Pour revenir sur les injonctions favorisant les peaux claires, vous soulignez aussi l’influence néfaste de la publicité, notamment autour des produits comme les savons. Pouvez-vous nous en dire plus?
J’ai été frappée par ces stéréotypes, même en Suisse, où les campagnes publicitaires ont joué un rôle dans la propagation d’images négatives des personnes noires. Ces campagnes, datant de l’époque coloniale et même après, associaient la peau noire à la saleté et favorisaient l’idée que le blanchiment était synonyme de pureté. J’ai découvert des publicités choquantes où des personnes noires semblaient littéralement «lavées» jusqu’à devenir blanches, comme si leur peau foncée était une impureté à éliminer. Cette symbolique raciste a perduré, comme en témoigne encore récemment une publicité de Dove où l’application du produit transformait une femme noire en femme blanche. Ces représentations sont non seulement offensantes, mais elles illustrent aussi la manière insidieuse dont la discrimination a été normalisée à travers le marketing.

Quand vous écriviez ce livre, avez-vous ressenti de la tristesse, de la colère, de la frustration?
Oui, j’ai beaucoup pleuré. J’étais surtout outrée. Dans les années 90, ces attitudes pouvaient encore être attribuées à un héritage colonial, mais voir des pratiques similaires en 2008, 2009, 2010, et même être médiatisées, m’a profondément choquée. Je me suis demandé comment on pouvait encore penser qu’utiliser la peau noire comme symbole de saleté pour promouvoir un produit était acceptable. Le fait que des marques aient imaginé de tels concepts marketing est incompréhensible, tout comme les tentatives de blanchiment extrême, comme avec Beyoncé dans la campagne Féria Hair Color de L'Oréal en 2008.

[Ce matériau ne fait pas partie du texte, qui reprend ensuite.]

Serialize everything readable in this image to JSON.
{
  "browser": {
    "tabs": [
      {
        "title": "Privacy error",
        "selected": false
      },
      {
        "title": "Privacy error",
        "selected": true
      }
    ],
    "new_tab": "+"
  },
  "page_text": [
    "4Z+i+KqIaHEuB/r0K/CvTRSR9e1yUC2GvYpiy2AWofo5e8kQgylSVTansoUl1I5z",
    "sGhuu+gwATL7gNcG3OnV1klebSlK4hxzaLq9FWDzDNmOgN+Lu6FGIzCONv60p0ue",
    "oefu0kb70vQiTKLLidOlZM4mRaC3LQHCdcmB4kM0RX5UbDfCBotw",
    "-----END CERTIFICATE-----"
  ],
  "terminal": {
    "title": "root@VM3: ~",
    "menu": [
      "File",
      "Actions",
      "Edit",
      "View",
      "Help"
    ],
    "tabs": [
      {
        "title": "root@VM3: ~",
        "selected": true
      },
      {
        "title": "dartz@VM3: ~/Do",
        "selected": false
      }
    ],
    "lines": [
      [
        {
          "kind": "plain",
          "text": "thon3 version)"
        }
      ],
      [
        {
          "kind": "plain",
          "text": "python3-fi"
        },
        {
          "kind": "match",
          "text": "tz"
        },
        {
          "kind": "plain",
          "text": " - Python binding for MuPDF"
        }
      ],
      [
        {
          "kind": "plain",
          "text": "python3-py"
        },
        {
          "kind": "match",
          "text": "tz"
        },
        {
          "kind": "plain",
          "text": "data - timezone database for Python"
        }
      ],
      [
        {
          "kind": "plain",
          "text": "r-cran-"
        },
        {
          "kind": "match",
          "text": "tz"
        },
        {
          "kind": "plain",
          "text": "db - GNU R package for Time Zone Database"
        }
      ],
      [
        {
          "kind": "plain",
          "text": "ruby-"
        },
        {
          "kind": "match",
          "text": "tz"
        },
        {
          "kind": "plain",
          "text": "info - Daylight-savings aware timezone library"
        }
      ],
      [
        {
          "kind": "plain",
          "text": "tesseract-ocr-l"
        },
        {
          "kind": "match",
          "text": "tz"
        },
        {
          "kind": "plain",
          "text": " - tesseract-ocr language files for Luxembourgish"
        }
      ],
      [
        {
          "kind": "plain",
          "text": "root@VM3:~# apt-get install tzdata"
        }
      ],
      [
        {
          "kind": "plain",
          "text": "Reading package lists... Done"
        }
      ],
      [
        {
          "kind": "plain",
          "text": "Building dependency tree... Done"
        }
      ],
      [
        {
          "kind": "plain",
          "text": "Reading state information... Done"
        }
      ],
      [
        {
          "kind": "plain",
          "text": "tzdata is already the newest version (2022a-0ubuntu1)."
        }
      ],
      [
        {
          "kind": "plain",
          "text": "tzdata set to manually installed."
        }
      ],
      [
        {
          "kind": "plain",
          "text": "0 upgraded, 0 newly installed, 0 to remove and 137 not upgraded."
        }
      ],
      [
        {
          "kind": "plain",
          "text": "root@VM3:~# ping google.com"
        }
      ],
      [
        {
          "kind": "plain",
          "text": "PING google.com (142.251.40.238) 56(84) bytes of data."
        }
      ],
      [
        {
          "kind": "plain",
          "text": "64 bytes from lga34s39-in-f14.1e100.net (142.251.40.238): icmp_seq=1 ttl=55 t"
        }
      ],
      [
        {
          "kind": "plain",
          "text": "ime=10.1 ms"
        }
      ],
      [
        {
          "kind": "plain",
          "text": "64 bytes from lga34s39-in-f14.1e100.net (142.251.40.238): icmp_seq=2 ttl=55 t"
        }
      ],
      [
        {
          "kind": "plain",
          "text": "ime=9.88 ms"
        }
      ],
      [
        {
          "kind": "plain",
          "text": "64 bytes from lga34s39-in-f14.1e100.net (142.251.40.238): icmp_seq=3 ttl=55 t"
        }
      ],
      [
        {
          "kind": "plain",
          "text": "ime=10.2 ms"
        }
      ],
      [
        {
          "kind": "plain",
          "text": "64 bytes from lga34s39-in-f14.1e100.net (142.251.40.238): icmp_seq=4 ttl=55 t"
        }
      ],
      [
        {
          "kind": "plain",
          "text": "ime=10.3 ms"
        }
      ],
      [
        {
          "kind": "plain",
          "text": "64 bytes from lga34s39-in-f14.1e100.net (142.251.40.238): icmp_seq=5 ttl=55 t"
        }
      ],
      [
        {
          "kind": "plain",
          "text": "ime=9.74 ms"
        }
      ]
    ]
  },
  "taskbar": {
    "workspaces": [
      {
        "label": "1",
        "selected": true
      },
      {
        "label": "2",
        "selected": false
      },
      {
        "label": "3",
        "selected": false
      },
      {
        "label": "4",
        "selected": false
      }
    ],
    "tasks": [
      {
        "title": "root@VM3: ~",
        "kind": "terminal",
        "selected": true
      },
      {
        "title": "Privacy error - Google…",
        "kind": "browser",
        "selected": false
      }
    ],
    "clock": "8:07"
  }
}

Votre livre évoque également le rôle des médias dans la perpétuation de ces standards de beauté toxiques. Est-ce encore d’actualité?
Absolument. Les médias continuent de promouvoir, parfois inconsciemment, des standards de beauté qui nuisent aux femmes non blanches. Ces standards, souvent inaccessibles, sont utilisés pour stimuler la consommation. En vendant l’idée que la peau noire doit être modifiée pour être acceptée, on encourage l’achat de produits cosmétiques. J’ai été moi-même influencée, surtout par rapport aux cheveux. Les publicités présentaient le défrisage comme une solution facile aux contraintes supposées des cheveux afro.

Les magazines et les médias semblent manquer de diversité. Quelle est votre opinion?
Effectivement, la faible représentation des femmes noires dans les médias alimente un sentiment de malaise et même un traumatisme. Quand on grandit en voyant ces images, cela influence notre perception de soi. L’industrie cosmétique et médiatique reste avant tout motivée par le profit, et ces représentations biaisées en sont une triste conséquence.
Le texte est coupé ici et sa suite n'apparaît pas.